As a contribution to science education, this book should be useful to undergraduates and graduate students as well as to professional scientists and educators. Although rote memorization of the epistemological obstacles described in this book would serve no purpose, awareness of their existence should prove to be extremely helpful for those who enter the field of physiological psychology. Such awareness should have two main consequences: it should produce a higher likelihood that physiological psychology will continue to develop freely, and it should stimulate reflection about one's own personal convictions regarding science and scientific knowledge. After all, to acquire the worldview of physiological psychology is to learn how to avoid the epistemological obstacles that threaten its development. Regarding general scientific conduct, one may want to read also Merton's short essay on the normative structure of science, where he suggests that four sets of moral/technical imperatives (viz., universalism, communism, disinterestedness, and organized skepticism) comprise the ethos of a contemporary scientist (Merton 1942).
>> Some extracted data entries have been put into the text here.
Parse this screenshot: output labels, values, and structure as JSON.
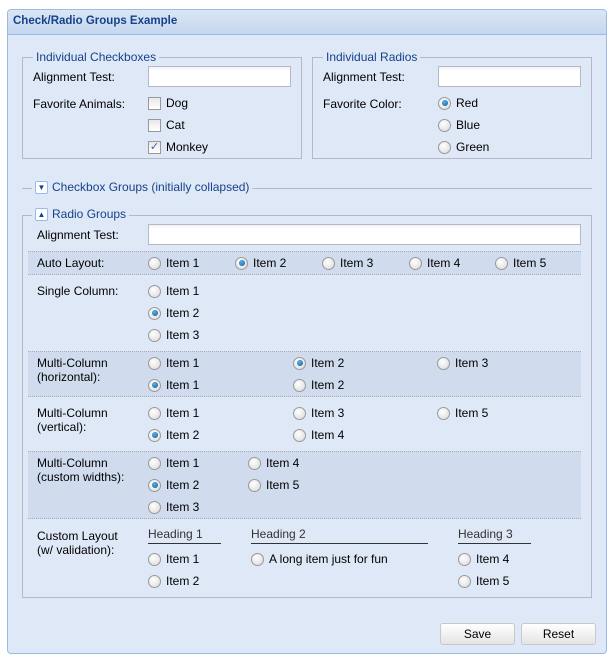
{
  "panel": {
    "title": "Check/Radio Groups Example"
  },
  "individual_checkboxes": {
    "legend": "Individual Checkboxes",
    "alignment_label": "Alignment Test:",
    "alignment_value": "",
    "animals_label": "Favorite Animals:",
    "items": [
      {
        "label": "Dog",
        "checked": false
      },
      {
        "label": "Cat",
        "checked": false
      },
      {
        "label": "Monkey",
        "checked": true
      }
    ]
  },
  "individual_radios": {
    "legend": "Individual Radios",
    "alignment_label": "Alignment Test:",
    "alignment_value": "",
    "color_label": "Favorite Color:",
    "items": [
      {
        "label": "Red",
        "checked": true
      },
      {
        "label": "Blue",
        "checked": false
      },
      {
        "label": "Green",
        "checked": false
      }
    ]
  },
  "checkbox_groups": {
    "legend": "Checkbox Groups (initially collapsed)",
    "collapsed": true
  },
  "radio_groups": {
    "legend": "Radio Groups",
    "collapsed": false,
    "alignment_label": "Alignment Test:",
    "alignment_value": "",
    "auto_layout": {
      "label": "Auto Layout:",
      "items": [
        "Item 1",
        "Item 2",
        "Item 3",
        "Item 4",
        "Item 5"
      ],
      "selected": "Item 2"
    },
    "single_column": {
      "label": "Single Column:",
      "items": [
        "Item 1",
        "Item 2",
        "Item 3"
      ],
      "selected": "Item 2"
    },
    "multi_horizontal": {
      "label1": "Multi-Column",
      "label2": "(horizontal):",
      "items": [
        "Item 1",
        "Item 2",
        "Item 3",
        "Item 1",
        "Item 2"
      ],
      "selected_index": [
        1,
        3
      ]
    },
    "multi_vertical": {
      "label1": "Multi-Column",
      "label2": "(vertical):",
      "items": [
        "Item 1",
        "Item 2",
        "Item 3",
        "Item 4",
        "Item 5"
      ],
      "selected": "Item 2"
    },
    "multi_custom": {
      "label1": "Multi-Column",
      "label2": "(custom widths):",
      "items": [
        "Item 1",
        "Item 2",
        "Item 3",
        "Item 4",
        "Item 5"
      ],
      "selected": "Item 2"
    },
    "custom_layout": {
      "label1": "Custom Layout",
      "label2": "(w/ validation):",
      "headings": [
        "Heading 1",
        "Heading 2",
        "Heading 3"
      ],
      "col1": [
        "Item 1",
        "Item 2"
      ],
      "col2": [
        "A long item just for fun"
      ],
      "col3": [
        "Item 4",
        "Item 5"
      ]
    }
  },
  "buttons": {
    "save": "Save",
    "reset": "Reset"
  }
}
Still in the context of science education, it should be kept in mind that the dialectical nature of scientific investigation forces itself upon my analysis of epistemological obstacles. Thus, on one hand, the objective of this book is to help prospective physiological psychologists obtain a solid base in physiological psychology by adding to their formal education some knowledge of the worldview of physiological psychology. After all, it is only through the assimilation of the scientific worldview and the scientific facts and methodologies that a person becomes a scientist. On the other hand, progress (which is the major distinctive characteristic of science) is obtained by refuting or refining previous knowledge. Consequently, progress is often due to non-conformists, to students who failed to assimilate the rules or refused to follow them. This means that I do not expect any reader to accept every argument in this book. To the dispair of single-minded educators, the bottom line of science education ends up being something like this: "You must learn these rules in order to become a scientist; but if you learn them too well you will be only a mediocre scientist." A necessary feature of the dialectical process is that a new synthesis is obtained at the expense of the denial of a previous thesis.

As a contribution to philosophy of science, this book has obviously modest goals. For one, no special effort was made to produce an exhaustive list of epistemological obstacles to the development of physiological psychology. Also, other important topics in the philosophy of a science (such as the rigorous description of the ontological lexicon employed by that science, or the detailed analysis of the mechanisms responsible for the generation of new ideas and assimilation of unpredicted discoveries) were not addressed at all in this book. Finally, no attempt was made to evaluate the applicability of the principles found in physiological psychology to other life sciences or other experimental sciences in general. The limited scope of the book may turn out to be its major asset, however. A concise, well-focused monograph is less likely to contain unjustified generalizations and more likely to attract the attention of busy readers who cannot afford to dedicate too many hours to any single book.